The Salesforce - a potent source of innovation
In today’s dynamic business environments, organisations must adapt to change quickly or die out. A potent source of organisational innovativeness can be the firm’s salesforce, which has the greatest exposure to customer needs and fluctuating market trends. To leverage their ability to drive innovation in the organisation, sales managers need to stimulate salespersons intellectually and integrate the sales function with other organisational functions.
50% of the Fortune 500 from 1999 had disappeared from the list just ten years later. Not all entities perished, many were acquired, merged or split up into smaller companies. There is thus a more than 50% chance that a company that is thriving today is unlikely to exist in ten years’ time. And in many cases, where a company was consigned to the history pages, the management was reluctant to innovate or act on in-house innovations.
In today’s dynamic environment, businesses must innovate or die. An essential factor that determines a firm’s ability to cope with change is organisational innovativeness. Salespeople, who are at the forefront of customer interaction, are in a unique position to contribute to organisational innovativeness. They have the means to develop important insights regarding changing customer demands and market conditions. However, without a process to harness their potential as innovation drivers, this potential is wasted. A study, therefore, tries to answer the question: How can firms drive organisational innovativeness and firm performance through sales management?
The study found that sales managers are critical to developing a salesforce’s innovation orientation. They set the tone for sales operations, and when they stimulate their salespersons intellectually, they can create a culture of innovative thinking throughout the salesforce and the organisation. This leads to an increase in organisational innovativeness, and ultimately to its ability to adapt to the fluctuating business environment. Moreover, manager intellectual stimulation also boosts sales, which leads to increased top and bottom lines.

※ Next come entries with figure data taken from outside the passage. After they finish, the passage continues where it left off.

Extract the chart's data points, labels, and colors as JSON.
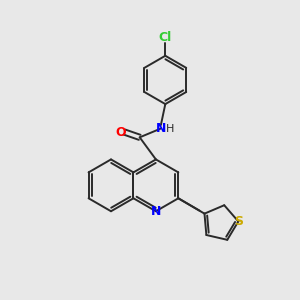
{
  "background_color": "#e8e8e8",
  "bond_color": "#2a2a2a",
  "nitrogen_color": "#0000ff",
  "oxygen_color": "#ff0000",
  "sulfur_color": "#ccaa00",
  "chlorine_color": "#33cc33",
  "figsize": [
    3.0,
    3.0
  ],
  "dpi": 100,
  "xlim": [
    0,
    10
  ],
  "ylim": [
    0,
    10
  ]
}
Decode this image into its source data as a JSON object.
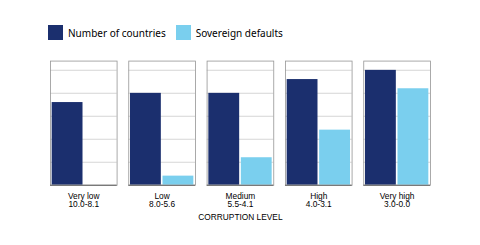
{
  "chart_data": {
    "type": "bar",
    "categories": [
      "Very low\n10.0-8.1",
      "Low\n8.0-5.6",
      "Medium\n5.5-4.1",
      "High\n4.0-3.1",
      "Very high\n3.0-0.0"
    ],
    "series": [
      {
        "name": "Number of countries",
        "color": "#1b2f6e",
        "values": [
          18,
          20,
          20,
          23,
          25
        ]
      },
      {
        "name": "Sovereign defaults",
        "color": "#7acfee",
        "values": [
          0,
          2,
          6,
          12,
          21
        ]
      }
    ],
    "xlabel": "CORRUPTION LEVEL",
    "ylim": [
      0,
      27
    ],
    "yticks": [
      0,
      5,
      10,
      15,
      20,
      25
    ],
    "grid": true,
    "legend": "top-left",
    "tick_labels": "x"
  }
}
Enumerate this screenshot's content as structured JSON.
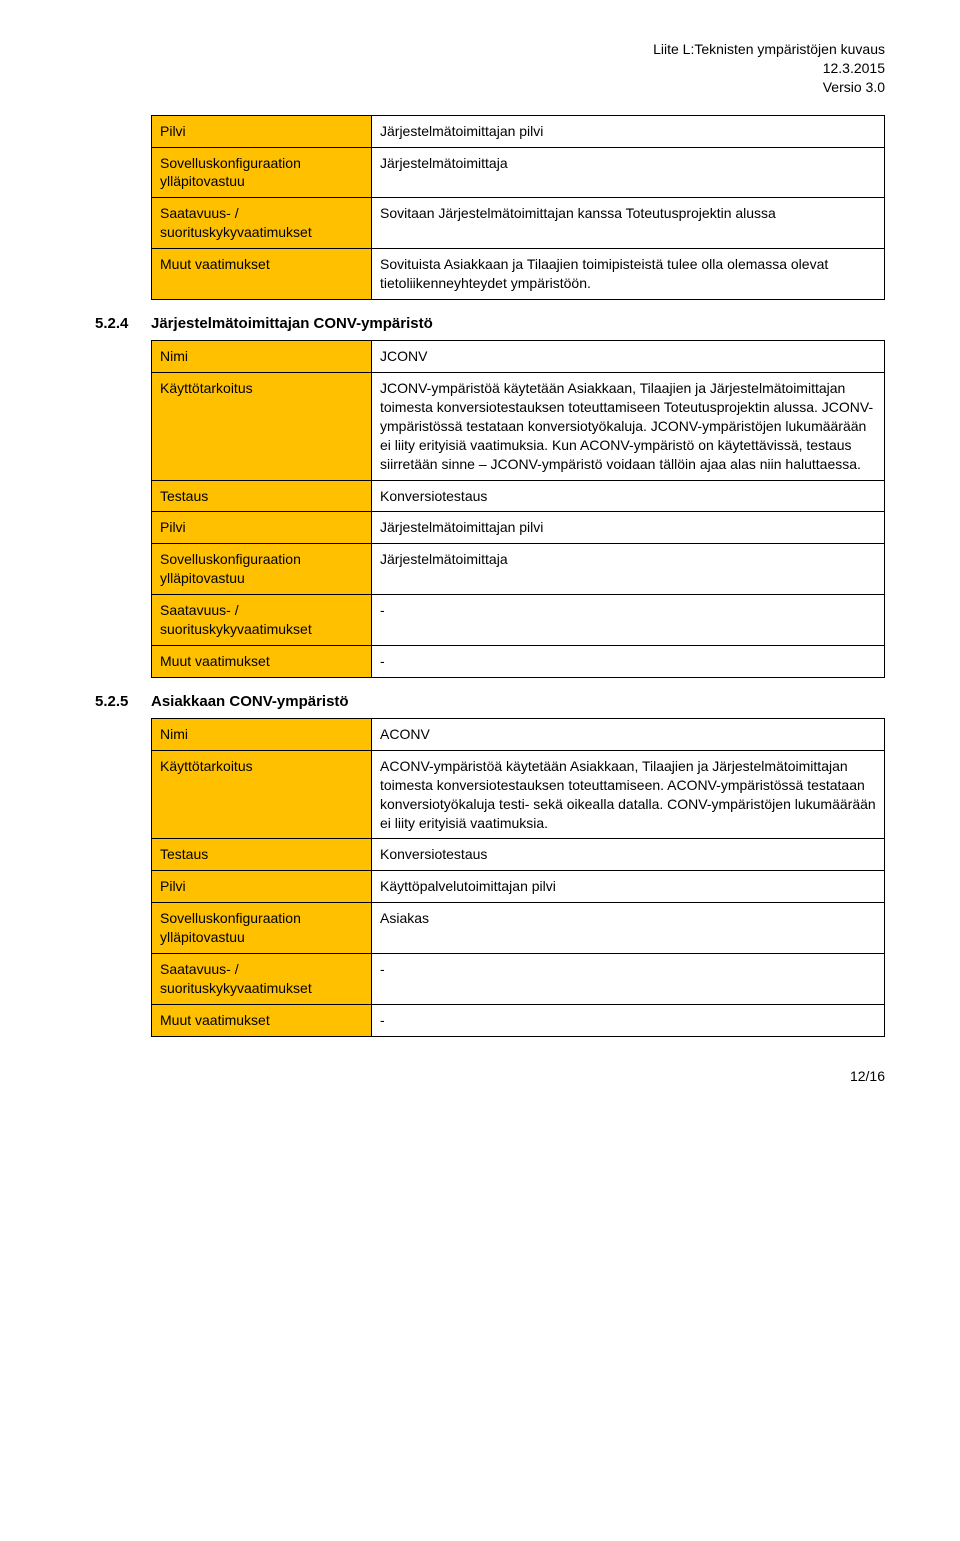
{
  "header": {
    "line1": "Liite L:Teknisten ympäristöjen kuvaus",
    "line2": "12.3.2015",
    "line3": "Versio 3.0"
  },
  "labels": {
    "pilvi": "Pilvi",
    "sovelluskonf": "Sovelluskonfiguraation ylläpitovastuu",
    "saatavuus": "Saatavuus- / suorituskykyvaatimukset",
    "muut": "Muut vaatimukset",
    "nimi": "Nimi",
    "kaytto": "Käyttötarkoitus",
    "testaus": "Testaus"
  },
  "table1": {
    "pilvi": "Järjestelmätoimittajan pilvi",
    "sovelluskonf": "Järjestelmätoimittaja",
    "saatavuus": "Sovitaan Järjestelmätoimittajan kanssa Toteutusprojektin alussa",
    "muut": "Sovituista Asiakkaan ja Tilaajien toimipisteistä tulee olla olemassa olevat tietoliikenneyhteydet ympäristöön."
  },
  "section524": {
    "num": "5.2.4",
    "title": "Järjestelmätoimittajan CONV-ympäristö",
    "nimi": "JCONV",
    "kaytto": "JCONV-ympäristöä käytetään Asiakkaan, Tilaajien ja Järjestelmätoimittajan toimesta konversiotestauksen toteuttamiseen Toteutusprojektin alussa. JCONV-ympäristössä testataan konversiotyökaluja. JCONV-ympäristöjen lukumäärään ei liity erityisiä vaatimuksia. Kun ACONV-ympäristö on käytettävissä, testaus siirretään sinne – JCONV-ympäristö voidaan tällöin ajaa alas niin haluttaessa.",
    "testaus": "Konversiotestaus",
    "pilvi": "Järjestelmätoimittajan pilvi",
    "sovelluskonf": "Järjestelmätoimittaja",
    "saatavuus": "-",
    "muut": "-"
  },
  "section525": {
    "num": "5.2.5",
    "title": "Asiakkaan CONV-ympäristö",
    "nimi": "ACONV",
    "kaytto": "ACONV-ympäristöä käytetään Asiakkaan, Tilaajien ja Järjestelmätoimittajan toimesta konversiotestauksen toteuttamiseen. ACONV-ympäristössä testataan konversiotyökaluja testi- sekä oikealla datalla. CONV-ympäristöjen lukumäärään ei liity erityisiä vaatimuksia.",
    "testaus": "Konversiotestaus",
    "pilvi": "Käyttöpalvelutoimittajan pilvi",
    "sovelluskonf": "Asiakas",
    "saatavuus": "-",
    "muut": "-"
  },
  "footer": "12/16",
  "colors": {
    "label_bg": "#ffc000",
    "border": "#000000",
    "text": "#000000",
    "page_bg": "#ffffff"
  },
  "typography": {
    "body_fontsize_pt": 11,
    "heading_fontsize_pt": 11,
    "font_family": "Arial"
  }
}
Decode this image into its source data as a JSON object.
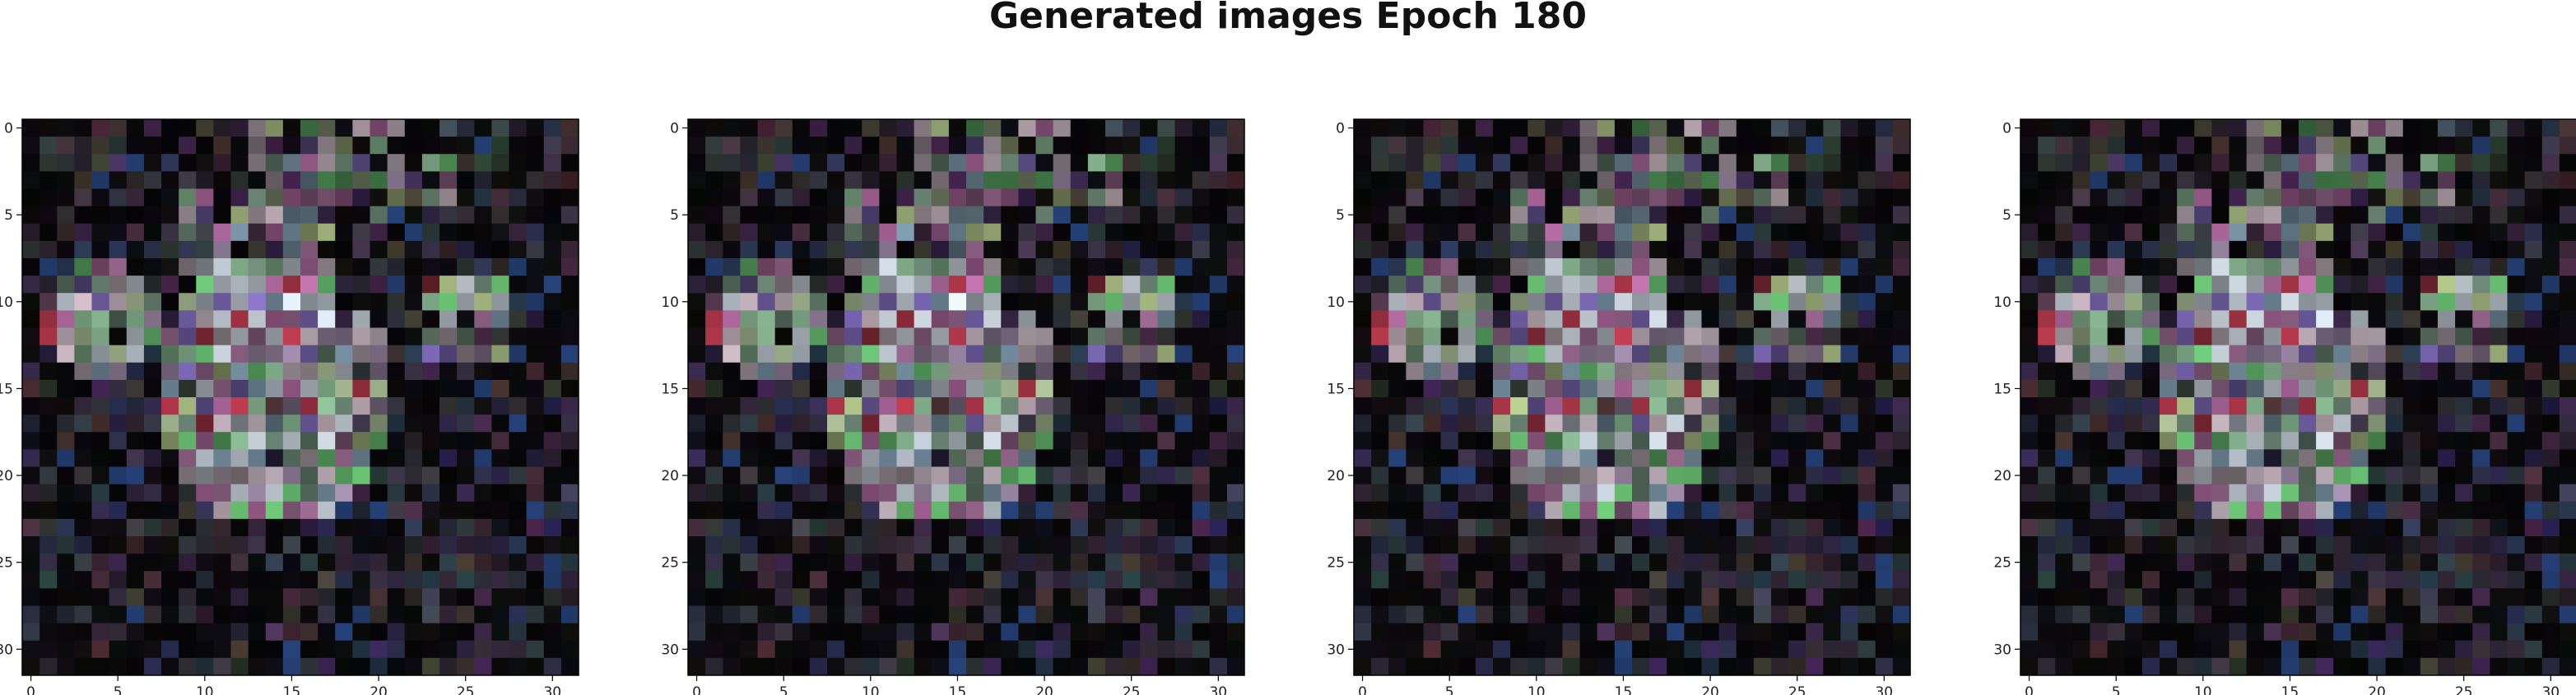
{
  "figure": {
    "title": "Generated images Epoch 180"
  },
  "chart_data": [
    {
      "type": "heatmap",
      "title": "",
      "xlabel": "",
      "ylabel": "",
      "xlim": [
        -0.5,
        31.5
      ],
      "ylim": [
        31.5,
        -0.5
      ],
      "xticks": [
        0,
        5,
        10,
        15,
        20,
        25,
        30
      ],
      "yticks": [
        0,
        5,
        10,
        15,
        20,
        25,
        30
      ],
      "grid": false,
      "pixels": "32x32 RGB"
    },
    {
      "type": "heatmap",
      "title": "",
      "xlabel": "",
      "ylabel": "",
      "xlim": [
        -0.5,
        31.5
      ],
      "ylim": [
        31.5,
        -0.5
      ],
      "xticks": [
        0,
        5,
        10,
        15,
        20,
        25,
        30
      ],
      "yticks": [
        0,
        5,
        10,
        15,
        20,
        25,
        30
      ],
      "grid": false,
      "pixels": "32x32 RGB"
    },
    {
      "type": "heatmap",
      "title": "",
      "xlabel": "",
      "ylabel": "",
      "xlim": [
        -0.5,
        31.5
      ],
      "ylim": [
        31.5,
        -0.5
      ],
      "xticks": [
        0,
        5,
        10,
        15,
        20,
        25,
        30
      ],
      "yticks": [
        0,
        5,
        10,
        15,
        20,
        25,
        30
      ],
      "grid": false,
      "pixels": "32x32 RGB"
    },
    {
      "type": "heatmap",
      "title": "",
      "xlabel": "",
      "ylabel": "",
      "xlim": [
        -0.5,
        31.5
      ],
      "ylim": [
        31.5,
        -0.5
      ],
      "xticks": [
        0,
        5,
        10,
        15,
        20,
        25,
        30
      ],
      "yticks": [
        0,
        5,
        10,
        15,
        20,
        25,
        30
      ],
      "grid": false,
      "pixels": "32x32 RGB"
    }
  ]
}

The study also found that this positive relationship between the salesforce and organisational innovativeness is affected by the degree to which the sales team is integrated within the firm. Salespersons interact with customers, R&D teams, marketing, accounting and finance, as well as IT in order to provide solutions that best meet customer needs. The greater the collaboration between the sales team and the other departments, the higher the innovation resulting from manager intellectual stimulation.
Manager intellectual stimulation starts with sales managers realising that good ideas can come from anywhere in the organisation, and that salespersons have the necessary exposure to understand customer needs well. They can stimulate their employees intellectually by fostering a climate of cooperation and joint problem solving, and by encouraging employees to use their knowledge and experience of customers to question known assumptions, to look at problems related to customer needs (and other areas) differently, and to approach situations in new ways.
Additionally, sales managers can foster closer working relationships between sales and other departments by involving salespersons in discussions about the broader strategies of the organisation. This can include discussions on product pitches, positioning, highlighting features, or segmentation. They can bring salespersons with good ideas together with marketing and product teams to leverage their new thoughts into better products and services.
Further, they can organise shopfloor visits (in manufacturing setups) and introductions to different organisational functions for sales representatives to give them a holistic idea of the organisation’s operations and the challenges it faces. This can not only help sales employees feel more integrated into the firm but also allow them to think “big picture” when coming up with new ideas.
At a broader level, to integrate sales with other teams, sales managers can co-locate the sales function with other functions. As employees from various teams interact in a casual setting, there is a high likelihood that they will get to know each other and understand each other’s jobs and functions. Incorporating measures that stimulate salespersons’ innovative thinking and integrate sales with other functions just might give an organisation the edge it needs to survive in today’s “change or die” environment.